Do Students Prefer Social Classroom Software?

by Meredith Powers

August 20, 2014

Article Body

Title: How Media Choice Affects Learner Interactions in Distance Learning Classes (2014)

Authors: Brian Thoms & Evren Eryilmaz

Source: Computers & Education

Research Question: Does the type of software used to facilitate learning have an impact on distance education, or online learning? Specifically, does online social networking software lead to greater interaction and higher levels of learning than learning management system (LMS) software?

Study Design: In order to investigate the impact of social versus LMS software, researchers introduced either the customized social network or the university’s LMS as the primary learning environment for existing populations of college students taking a required capstone information systems course. The study used four groups of students in the course: the first two groups were given the university’s LMS platform (Angel v7.4), while groups three and four were given the customized online social network platform (Elgg).

Eleven asynchronous online discussion assignments were given throughout the semester, each of which required students to initiate one discussion thread and respond to three other threads. Researchers measured students’ perceptions of learning, social interaction, and community before and after the interventions; elements were further explored using social network analysis.

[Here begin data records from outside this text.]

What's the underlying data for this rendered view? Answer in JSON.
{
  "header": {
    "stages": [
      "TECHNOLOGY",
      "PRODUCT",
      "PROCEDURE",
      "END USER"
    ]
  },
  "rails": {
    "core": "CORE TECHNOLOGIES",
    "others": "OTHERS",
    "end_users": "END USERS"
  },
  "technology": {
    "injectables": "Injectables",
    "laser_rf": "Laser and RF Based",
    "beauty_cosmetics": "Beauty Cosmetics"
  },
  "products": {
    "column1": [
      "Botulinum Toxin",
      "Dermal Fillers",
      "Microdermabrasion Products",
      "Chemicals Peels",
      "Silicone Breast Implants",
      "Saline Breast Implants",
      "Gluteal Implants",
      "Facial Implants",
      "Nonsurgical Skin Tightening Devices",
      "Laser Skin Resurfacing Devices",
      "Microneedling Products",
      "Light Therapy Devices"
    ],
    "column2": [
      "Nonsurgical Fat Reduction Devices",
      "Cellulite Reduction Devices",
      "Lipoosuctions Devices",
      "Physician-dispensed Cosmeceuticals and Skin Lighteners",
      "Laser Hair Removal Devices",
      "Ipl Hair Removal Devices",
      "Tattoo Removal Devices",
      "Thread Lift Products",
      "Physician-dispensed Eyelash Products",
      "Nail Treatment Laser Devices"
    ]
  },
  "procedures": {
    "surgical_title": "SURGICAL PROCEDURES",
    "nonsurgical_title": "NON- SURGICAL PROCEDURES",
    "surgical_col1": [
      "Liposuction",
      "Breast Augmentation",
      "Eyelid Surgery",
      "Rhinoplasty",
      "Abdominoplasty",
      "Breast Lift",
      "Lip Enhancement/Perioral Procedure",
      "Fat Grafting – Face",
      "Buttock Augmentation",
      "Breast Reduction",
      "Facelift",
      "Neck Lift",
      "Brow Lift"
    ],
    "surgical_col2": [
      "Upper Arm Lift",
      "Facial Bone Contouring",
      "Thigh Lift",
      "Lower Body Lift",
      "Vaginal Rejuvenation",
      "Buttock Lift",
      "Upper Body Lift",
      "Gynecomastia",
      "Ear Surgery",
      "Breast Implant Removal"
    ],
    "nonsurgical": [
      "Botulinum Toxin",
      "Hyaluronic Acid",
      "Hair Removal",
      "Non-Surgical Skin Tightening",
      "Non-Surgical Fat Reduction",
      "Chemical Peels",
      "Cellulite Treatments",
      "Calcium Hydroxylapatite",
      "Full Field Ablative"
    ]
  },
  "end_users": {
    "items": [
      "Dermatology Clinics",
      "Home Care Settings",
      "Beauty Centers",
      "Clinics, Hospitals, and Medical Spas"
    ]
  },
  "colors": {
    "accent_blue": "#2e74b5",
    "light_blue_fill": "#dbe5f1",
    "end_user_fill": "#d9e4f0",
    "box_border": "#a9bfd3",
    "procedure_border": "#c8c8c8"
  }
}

Findings: A five point Likert Scale was used to measure software satisfaction, ease of use, and student perceptions of the overall learning environment in relation to learning, interaction, and community. Overall, students participating in the social network experienced higher levels of perceived social interaction, community, and satisfaction, and 84% of social network participants found the platform engaging as compared to 72% of LMS participants.

The social network analysis indicated that the frequency of interactions was higher across users of the online social network, meaning students responded to more of their classmates than those in the LMS environments. The analysis also revealed more unique edges for social network users (253 and 244) than LMS users (175 and 184), indicating that social network users were also contributing more than LMS users. On average, social network users produced 38% more posts than LMS users, and had a higher number of student-to-student interactions.

Interestingly, students also found the social network software to be easier to use (95% versus 84%) even though most students would have used Angel (the LMS) in prior courses and this was the first time using the online social network. This result supports the notion that learning software should more closely resemble the kinds of social software that most students are already using.

Moving Forward: The study measured only the quantity of interactions and perceived levels of learning. As such, students may be more engaged in the process of learning via social network software, but they may or may not experience better learning outcomes than the LMS users. Future research is needed to investigate the overall quality of interactions and to assess actual learning. Still, student satisfaction and engagement are especially important factors for distance learning; further study of the integration of social network software into online courses may greatly facilitate online instruction.